I enjoyed learning about Montgomery’s childhood and how she managed to turn portions of her sad childhood into a hopeful and positive story that still resonates with millions of readers today.
Her mother died when she was a small child and she was raised by her maternal grandparents who were old-fashioned in their beliefs (including that women didn’t need further education).  After school, she moved to an isolated area of Canada to be reunited with her father, who had remarried and had another child.  Her step-mother was unkind and treated Maud like a maid rather than a daughter.  Their strained relationship eventually led her to move back to Prince Edward Island with her grandparents.  Her grandmother eventually championed Maud’s independence and used her savings to help Maud attend college.

While Maud’s focus was always on her writing and education, she managed to leave several suitors in her wake.  She lacked interest in marriage and while she had one passionate affair in her youth, she later resigned herself to marrying a reverend she didn’t seem to have romantic feelings for around the time Anne of Green Gables was published.

In mid-life, Maud was surprised to become pregnant for the first time.  She had two sons and suffered the devastating loss of another baby in between.

Her adult life was plagued with unhappiness and long bouts of manic depression, worsened by her husband’s mental illness as well.  It is still unknown if Lucy Maud Montgomery accidentally overdosed on medication or if she committed suicide.  What is certain is that the world lost a determined woman and incredibly talented writer.
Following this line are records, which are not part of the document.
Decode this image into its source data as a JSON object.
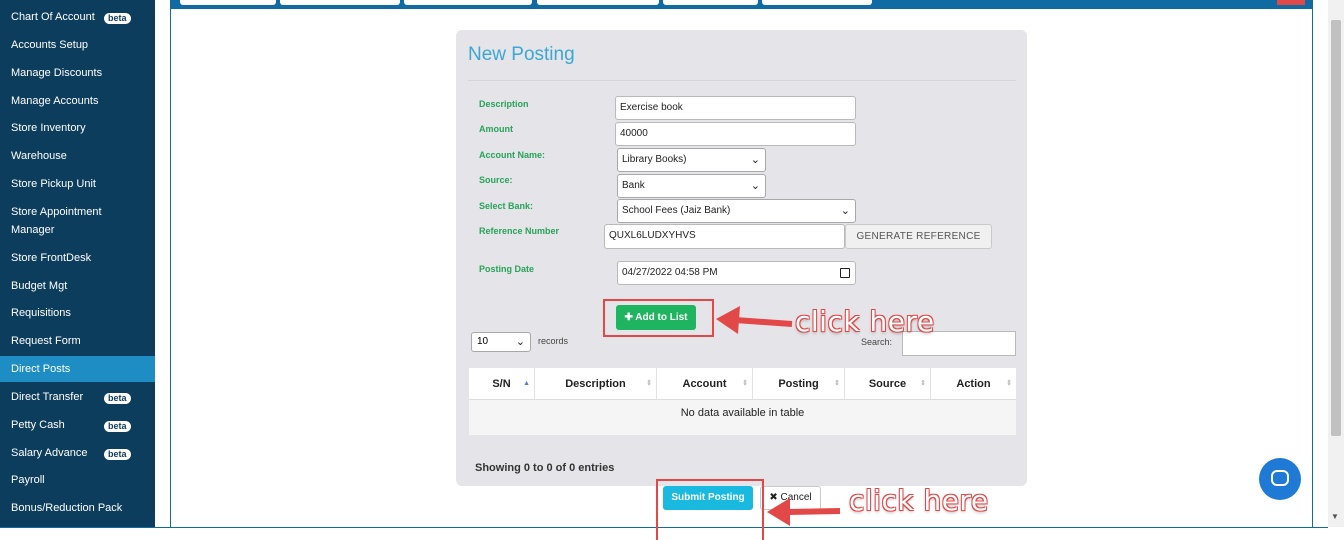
{
  "sidebar": {
    "items": [
      {
        "label": "Chart Of Account",
        "badge": "beta"
      },
      {
        "label": "Accounts Setup"
      },
      {
        "label": "Manage Discounts"
      },
      {
        "label": "Manage Accounts"
      },
      {
        "label": "Store Inventory"
      },
      {
        "label": "Warehouse"
      },
      {
        "label": "Store Pickup Unit"
      },
      {
        "label": "Store Appointment Manager"
      },
      {
        "label": "Store FrontDesk"
      },
      {
        "label": "Budget Mgt"
      },
      {
        "label": "Requisitions"
      },
      {
        "label": "Request Form"
      },
      {
        "label": "Direct Posts",
        "active": true
      },
      {
        "label": "Direct Transfer",
        "badge": "beta"
      },
      {
        "label": "Petty Cash",
        "badge": "beta"
      },
      {
        "label": "Salary Advance",
        "badge": "beta"
      },
      {
        "label": "Payroll"
      },
      {
        "label": "Bonus/Reduction Pack"
      }
    ]
  },
  "form": {
    "title": "New Posting",
    "description_label": "Description",
    "description_value": "Exercise book",
    "amount_label": "Amount",
    "amount_value": "40000",
    "account_label": "Account Name:",
    "account_value": "Library Books)",
    "source_label": "Source:",
    "source_value": "Bank",
    "bank_label": "Select Bank:",
    "bank_value": "School Fees (Jaiz Bank)",
    "reference_label": "Reference Number",
    "reference_value": "QUXL6LUDXYHVS",
    "generate_label": "GENERATE REFERENCE",
    "date_label": "Posting Date",
    "date_value": "04/27/2022 04:58 PM",
    "add_label": "Add to List"
  },
  "table": {
    "length_value": "10",
    "records_label": "records",
    "search_label": "Search:",
    "columns": [
      "S/N",
      "Description",
      "Account",
      "Posting",
      "Source",
      "Action"
    ],
    "empty_text": "No data available in table",
    "info": "Showing 0 to 0 of 0 entries"
  },
  "actions": {
    "submit_label": "Submit Posting",
    "cancel_label": "Cancel"
  },
  "annotations": {
    "click_here_1": "click here",
    "click_here_2": "click here"
  },
  "colors": {
    "sidebar": "#0d3d5c",
    "active": "#1d8dc4",
    "green": "#1fb45f",
    "cyan": "#1ab9e0",
    "annotation_red": "#e34848"
  }
}
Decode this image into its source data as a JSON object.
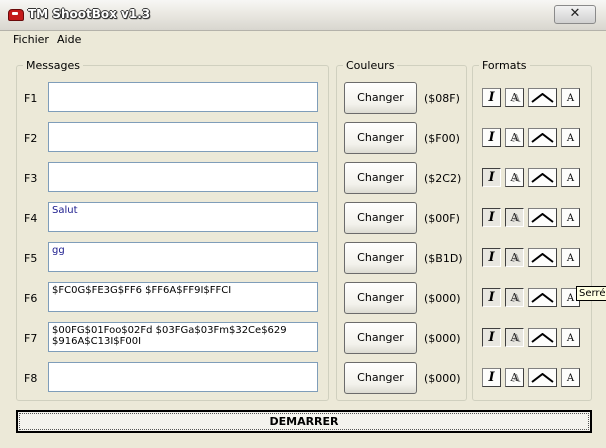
{
  "window": {
    "title": "TM ShootBox v1.3",
    "close_glyph": "✕"
  },
  "menu": [
    "Fichier",
    "Aide"
  ],
  "groups": {
    "messages": "Messages",
    "colors": "Couleurs",
    "formats": "Formats"
  },
  "rows": [
    {
      "label": "F1",
      "text": "",
      "text_color": "",
      "button": "Changer",
      "code": "($08F)",
      "italic_pressed": false,
      "shadow_pressed": false
    },
    {
      "label": "F2",
      "text": "",
      "text_color": "",
      "button": "Changer",
      "code": "($F00)",
      "italic_pressed": false,
      "shadow_pressed": false
    },
    {
      "label": "F3",
      "text": "",
      "text_color": "",
      "button": "Changer",
      "code": "($2C2)",
      "italic_pressed": true,
      "shadow_pressed": false
    },
    {
      "label": "F4",
      "text": "Salut",
      "text_color": "blue",
      "button": "Changer",
      "code": "($00F)",
      "italic_pressed": true,
      "shadow_pressed": true
    },
    {
      "label": "F5",
      "text": "gg",
      "text_color": "blue",
      "button": "Changer",
      "code": "($B1D)",
      "italic_pressed": true,
      "shadow_pressed": true
    },
    {
      "label": "F6",
      "text": "$FC0G$FE3G$FF6 $FF6A$FF9I$FFCI",
      "text_color": "black",
      "button": "Changer",
      "code": "($000)",
      "italic_pressed": true,
      "shadow_pressed": true
    },
    {
      "label": "F7",
      "text": "$00FG$01Foo$02Fd $03FGa$03Fm$32Ce$629\n$916A$C13I$F00I",
      "text_color": "black",
      "button": "Changer",
      "code": "($000)",
      "italic_pressed": true,
      "shadow_pressed": true
    },
    {
      "label": "F8",
      "text": "",
      "text_color": "",
      "button": "Changer",
      "code": "($000)",
      "italic_pressed": false,
      "shadow_pressed": false
    }
  ],
  "format_icons": {
    "italic": "I",
    "shadow": "A",
    "wide": "wide-arc-icon",
    "narrow": "A"
  },
  "tooltip": "Serré",
  "start_button": "DEMARRER"
}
This is a wonderful middle-grade / YA biography covering the important details of a brilliant writer’s life. The book unfolds at a nice pace and gives a complete story rather than focusing on particulars or getting lost in insignificant details.

Thanks to Candlewick Press and NetGalley for providing an ARC in exchange for my honest review.  House of Dreams: The Life of L.M. Montgomery is scheduled for release on June 12, 2018.